ARCA Lincoln Welders Truck Series
- Sport: Auto racing
- Founded: 1999
- Ceased: 2016
- Countries: United States; Canada;
- Last champion(s): Shawn Szep

= ARCA Lincoln Welders Truck Series =

Racing series

The ARCA Truck Series was a pickup truck racing series which ran on numerous short tracks throughout the American Midwest, running in Indiana, Ohio, Pennsylvania, Kentucky and Michigan. Sanctioned by the Automobile Racing Club of America, it raced mid-size trucks with V6 and V8 engines unlike the NASCAR Camping World Truck Series which ran full-size trucks. Most of the teams in the series were owner-driver combinations or family-owned. It was announced January 9, 2017 that the series would cease operations, effective immediately.

==History==
The ARCA Truck Series ran exhibition races late in 1998 with the first full season in 1999. The series evolved from the series which ARCA sanctioned from 1990 through 1998 called The Pro 4 Series. The Pro 4 Series cars were full tube chassis stock cars with highly modified 4-cylinder engines. Both full body and open-wheel cars competed in the series together. With the popularity of the NASCAR Camping World Truck Series and trucks in general, a long time ARCA official came up with the idea to race compact trucks.

The inaugural season consisted of eleven asphalt and four dirt races in four states in the Midwest. The series produced ten different winners but sixteen-year-old Aaron Hulings dominated the series with six wins and eight pole awards but sat out the last race of the season for unknown reasons and the championship went to Pro 4 Series veteran Bill Withers. The decision to go to trucks was popular with fans and competitors alike. Over twenty three different trucks with twenty five drivers competed in the fifteen races the first season.

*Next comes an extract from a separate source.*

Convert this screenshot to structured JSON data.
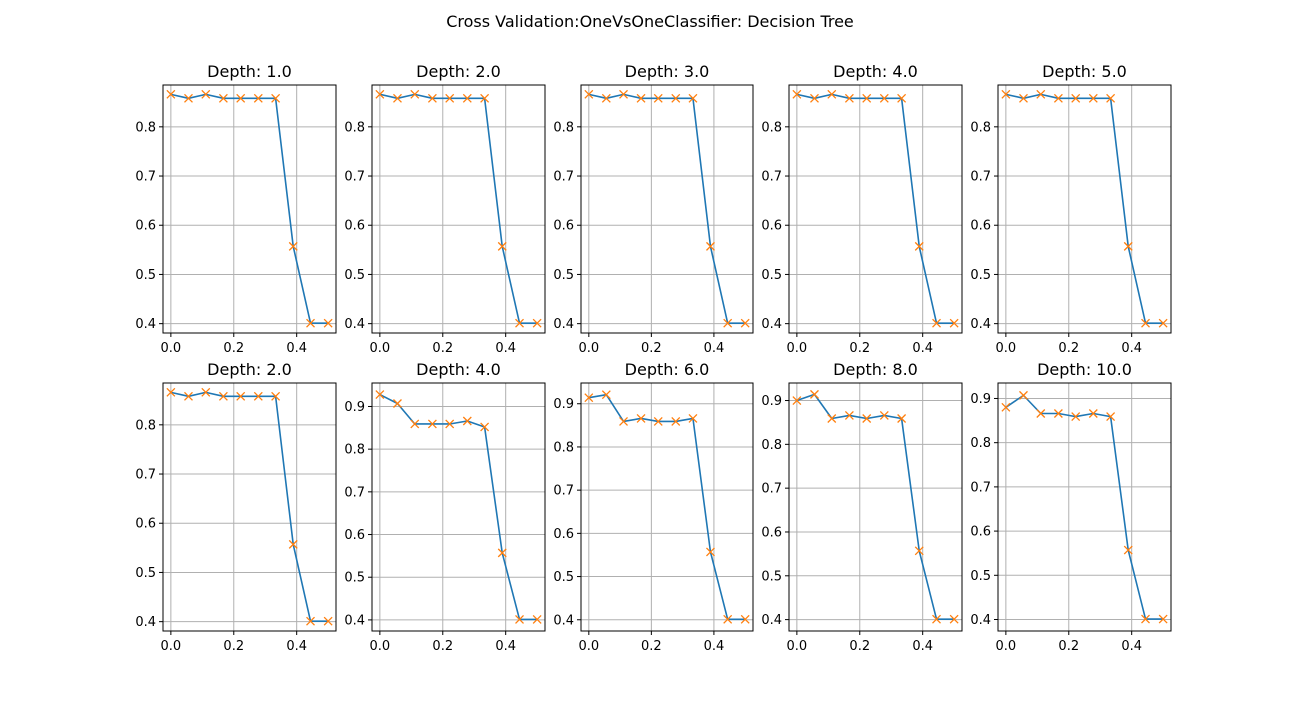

==Rules and truck bodies==
The basic rules required the use of a tube frame racing chassis from ARCA approved builders, stock appearing fiberglass body from PMG approved suppliers, and specification Hoosier Racing Tire. Body
styles are Mid-size trucks, the Ford Ranger, Chevrolet S-10 and the Chevrolet Colorado, Dodge Dakota, and Toyota Tacoma. The rules were very stable during the history of the series, the biggest change being the introduction of V8 engines in 2011. The V8 proved to be much more reliable and cost-effective than the V6 and the 4-cylinder engines partially because of the rules the ARCA Truck Series established: additionally, the fans seemed to be more interested in the V8-powered trucks.